What is the difference between dict.items() and dict.iteritems() in Python?

In Python, dict.items() and dict.iteritems() are methods used to access dictionary key-value pairs. The key difference is that dict.items() returns a list of tuple pairs in Python 2 (dict_items view in Python 3), while dict.iteritems() returns an iterator over the dictionary's (key, value) pairs. Note that dict.iteritems() was removed in Python 3.

dict.items() in Python 2

In Python 2, dict.items() returns a list of tuples ?

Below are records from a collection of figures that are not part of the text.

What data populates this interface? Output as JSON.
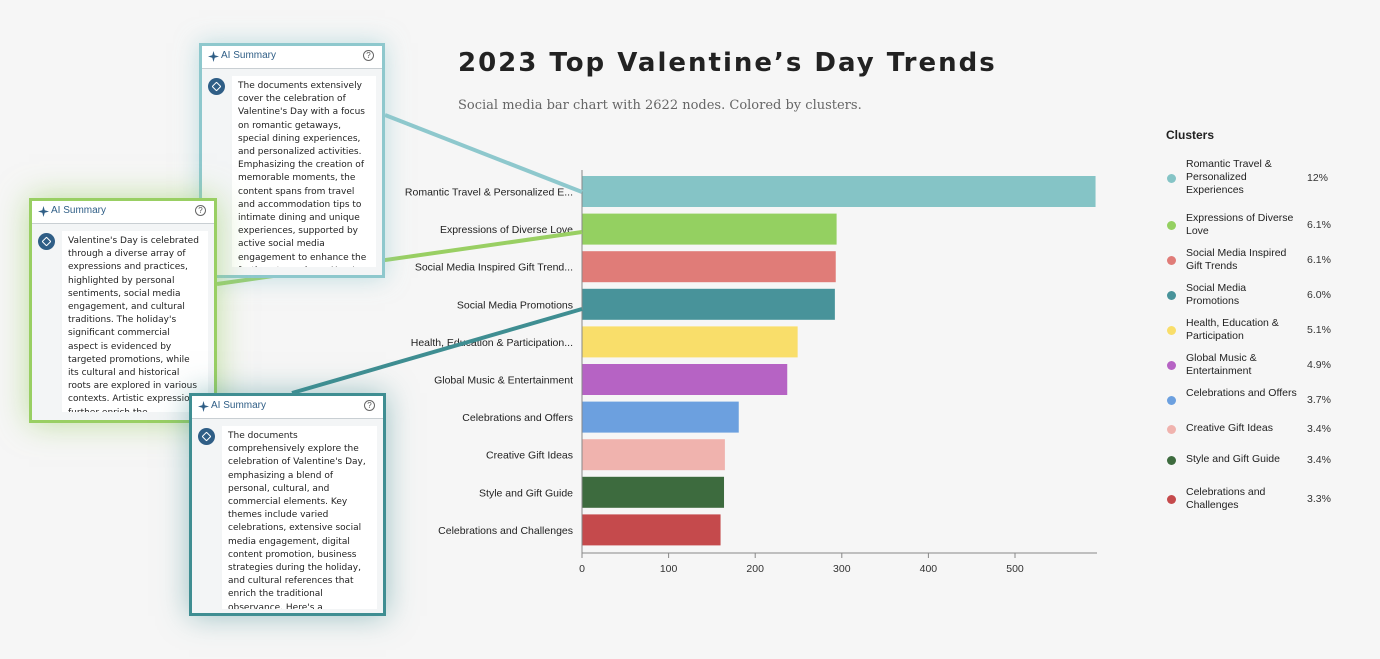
{
  "title": "2023 Top Valentine’s Day Trends",
  "subtitle": "Social media bar chart with 2622 nodes. Colored by clusters.",
  "chart_data": {
    "type": "bar",
    "orientation": "horizontal",
    "categories": [
      "Romantic Travel & Personalized E...",
      "Expressions of Diverse Love",
      "Social Media Inspired Gift Trend...",
      "Social Media Promotions",
      "Health, Education & Participation...",
      "Global Music & Entertainment",
      "Celebrations and Offers",
      "Creative Gift Ideas",
      "Style and Gift Guide",
      "Celebrations and Challenges"
    ],
    "values": [
      593,
      294,
      293,
      292,
      249,
      237,
      181,
      165,
      164,
      160
    ],
    "colors": [
      "#85c4c6",
      "#94d061",
      "#e07c78",
      "#48939a",
      "#f9de6a",
      "#b663c4",
      "#6ca0df",
      "#f0b3ae",
      "#3d6b3e",
      "#c54a4c"
    ],
    "xlim": [
      0,
      600
    ],
    "xticks": [
      0,
      100,
      200,
      300,
      400,
      500
    ],
    "grid": false
  },
  "legend": {
    "title": "Clusters",
    "items": [
      {
        "label": "Romantic Travel & Personalized Experiences",
        "value": "12%",
        "color": "#85c4c6"
      },
      {
        "label": "Expressions of Diverse Love",
        "value": "6.1%",
        "color": "#94d061"
      },
      {
        "label": "Social Media Inspired Gift Trends",
        "value": "6.1%",
        "color": "#e07c78"
      },
      {
        "label": "Social Media Promotions",
        "value": "6.0%",
        "color": "#48939a"
      },
      {
        "label": "Health, Education & Participation",
        "value": "5.1%",
        "color": "#f9de6a"
      },
      {
        "label": "Global Music & Entertainment",
        "value": "4.9%",
        "color": "#b663c4"
      },
      {
        "label": "Celebrations and Offers",
        "value": "3.7%",
        "color": "#6ca0df"
      },
      {
        "label": "Creative Gift Ideas",
        "value": "3.4%",
        "color": "#f0b3ae"
      },
      {
        "label": "Style and Gift Guide",
        "value": "3.4%",
        "color": "#3d6b3e"
      },
      {
        "label": "Celebrations and Challenges",
        "value": "3.3%",
        "color": "#c54a4c"
      }
    ]
  },
  "cards": [
    {
      "header": "AI Summary",
      "help": "?",
      "text": "The documents extensively cover the celebration of Valentine's Day with a focus on romantic getaways, special dining experiences, and personalized activities. Emphasizing the creation of memorable moments, the content spans from travel and accommodation tips to intimate dining and unique experiences, supported by active social media engagement to enhance the festive atmosphere. Here's a breakdown:"
    },
    {
      "header": "AI Summary",
      "help": "?",
      "text": "Valentine's Day is celebrated through a diverse array of expressions and practices, highlighted by personal sentiments, social media engagement, and cultural traditions. The holiday's significant commercial aspect is evidenced by targeted promotions, while its cultural and historical roots are explored in various contexts. Artistic expressions further enrich the celebration, making it a multifaceted observance of love"
    },
    {
      "header": "AI Summary",
      "help": "?",
      "text": "The documents comprehensively explore the celebration of Valentine's Day, emphasizing a blend of personal, cultural, and commercial elements. Key themes include varied celebrations, extensive social media engagement, digital content promotion, business strategies during the holiday, and cultural references that enrich the traditional observance. Here's a breakdown:"
    }
  ]
}
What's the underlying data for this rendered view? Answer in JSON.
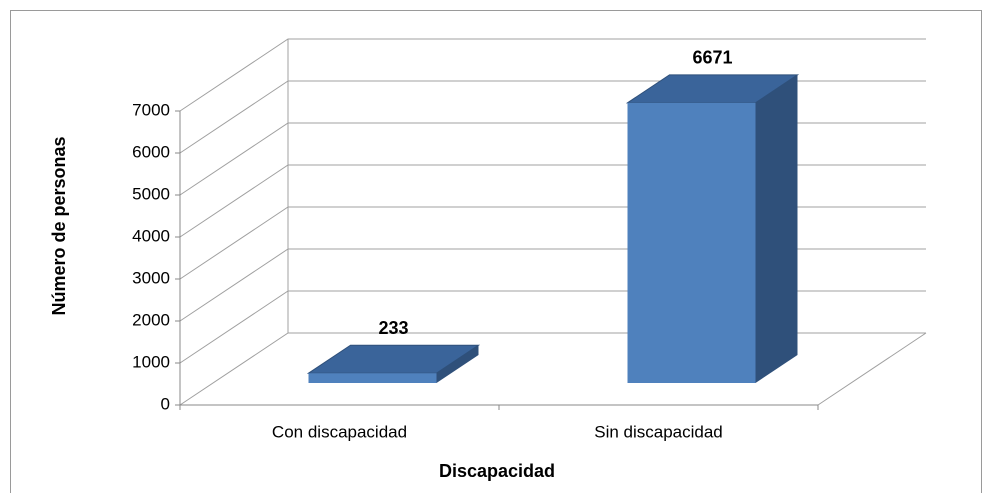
{
  "chart_data": {
    "type": "bar",
    "xlabel": "Discapacidad",
    "ylabel": "Número de personas",
    "categories": [
      "Con discapacidad",
      "Sin discapacidad"
    ],
    "values": [
      233,
      6671
    ],
    "color": "#4f81bd",
    "ylim": [
      0,
      7000
    ],
    "yticks": [
      0,
      1000,
      2000,
      3000,
      4000,
      5000,
      6000,
      7000
    ],
    "grid": true
  }
}
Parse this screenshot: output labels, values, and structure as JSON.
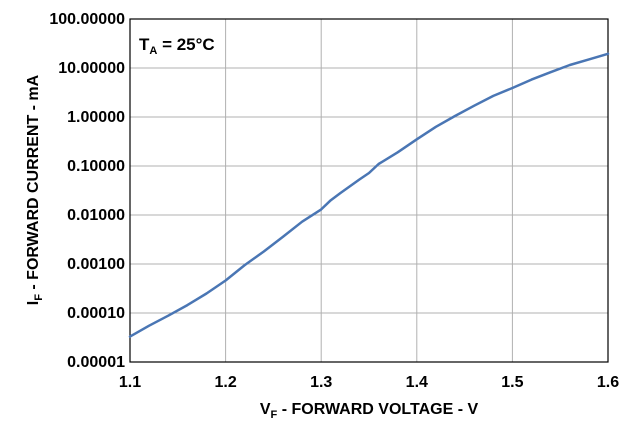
{
  "chart_data": {
    "type": "line",
    "title": "",
    "xlabel": {
      "main": "V",
      "sub": "F",
      "rest": " - FORWARD VOLTAGE - V"
    },
    "ylabel": {
      "main": "I",
      "sub": "F",
      "rest": " - FORWARD CURRENT - mA"
    },
    "annotation": {
      "main": "T",
      "sub": "A",
      "rest": " = 25°C"
    },
    "xlim": [
      1.1,
      1.6
    ],
    "ylim": [
      1e-05,
      100
    ],
    "yscale": "log",
    "grid": true,
    "x_ticks": [
      1.1,
      1.2,
      1.3,
      1.4,
      1.5,
      1.6
    ],
    "x_tick_labels": [
      "1.1",
      "1.2",
      "1.3",
      "1.4",
      "1.5",
      "1.6"
    ],
    "y_ticks": [
      1e-05,
      0.0001,
      0.001,
      0.01,
      0.1,
      1,
      10,
      100
    ],
    "y_tick_labels": [
      "0.00001",
      "0.00010",
      "0.00100",
      "0.01000",
      "0.10000",
      "1.00000",
      "10.00000",
      "100.00000"
    ],
    "line_color": "#4a76b4",
    "grid_color": "#b0b0b0",
    "series": [
      {
        "x": [
          1.1,
          1.12,
          1.14,
          1.16,
          1.17,
          1.18,
          1.2,
          1.22,
          1.24,
          1.26,
          1.28,
          1.3,
          1.31,
          1.32,
          1.34,
          1.35,
          1.36,
          1.38,
          1.4,
          1.42,
          1.44,
          1.46,
          1.48,
          1.5,
          1.52,
          1.54,
          1.56,
          1.58,
          1.6
        ],
        "y": [
          3.3e-05,
          5.5e-05,
          8.8e-05,
          0.000145,
          0.00019,
          0.00025,
          0.00046,
          0.00095,
          0.0018,
          0.0036,
          0.0073,
          0.013,
          0.02,
          0.028,
          0.053,
          0.072,
          0.11,
          0.19,
          0.35,
          0.63,
          1.05,
          1.7,
          2.7,
          3.9,
          5.8,
          8.2,
          11.5,
          15.0,
          19.5
        ]
      }
    ]
  }
}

# Python 2 syntax (cannot run online)
my_dict = {1: 'one', 2: 'two', 3: 'three', 4: 'four'}
print(my_dict.items())
print(type(my_dict.items()))
[(1, 'one'), (2, 'two'), (3, 'three'), (4, 'four')]
<type 'list'>

dict.iteritems() in Python 2

In Python 2, dict.iteritems() returns an iterator for memory-efficient iteration ?

# Python 2 syntax (cannot run online)
states = {'Telangana': 'Hyderabad', 'Tamilnadu': 'Chennai', 'Karnataka': 'Bangalore'}
print(type(states.iteritems()))

for state, capital in states.iteritems():
    print(state, capital)
<type 'dictionary-itemiterator'>
('Telangana', 'Hyderabad')
('Karnataka', 'Bangalore')
('Tamilnadu', 'Chennai')

dict.items() in Python 3

In Python 3, dict.items() returns a dictionary view object ?

my_dict = {1: 'one', 2: 'two', 3: 'three', 4: 'four'}
items_view = my_dict.items()
print(items_view)
print(type(items_view))

# Convert to list if needed
print(list(items_view))
dict_items([(1, 'one'), (2, 'two'), (3, 'three'), (4, 'four')])
<class 'dict_items'>
[(1, 'one'), (2, 'two'), (3, 'three'), (4, 'four')]

dict.iteritems() Error in Python 3

Using dict.iteritems() in Python 3 raises an AttributeError ?

my_dict = {"name": "Alice", "age": 21, "branch": "Computer Science"}
try:
    for item in my_dict.iteritems():
        print(item)
except AttributeError as e:
    print(f"Error: {e}")
Error: 'dict' object has no attribute 'iteritems'

Comparison

Method Python 2 Return Type Python 3 Availability Memory Usage
dict.items() List of tuples Available (returns dict_items view) Higher in Python 2
dict.iteritems() Iterator Removed Lower (lazy evaluation)

Migration from Python 2 to 3

To migrate code using iteritems(), simply replace it with items() ?

# Python 3 equivalent of iteritems()
person = {"name": "Alice", "age": 25, "city": "New York"}

# This works in Python 3 (like iteritems() in Python 2)
for key, value in person.items():
    print(f"{key}: {value}")
name: Alice
age: 25
city: New York

Conclusion

In Python 2, use iteritems() for memory-efficient iteration and items() for list operations. In Python 3, only items() exists and provides an efficient view object that behaves like the old iteritems().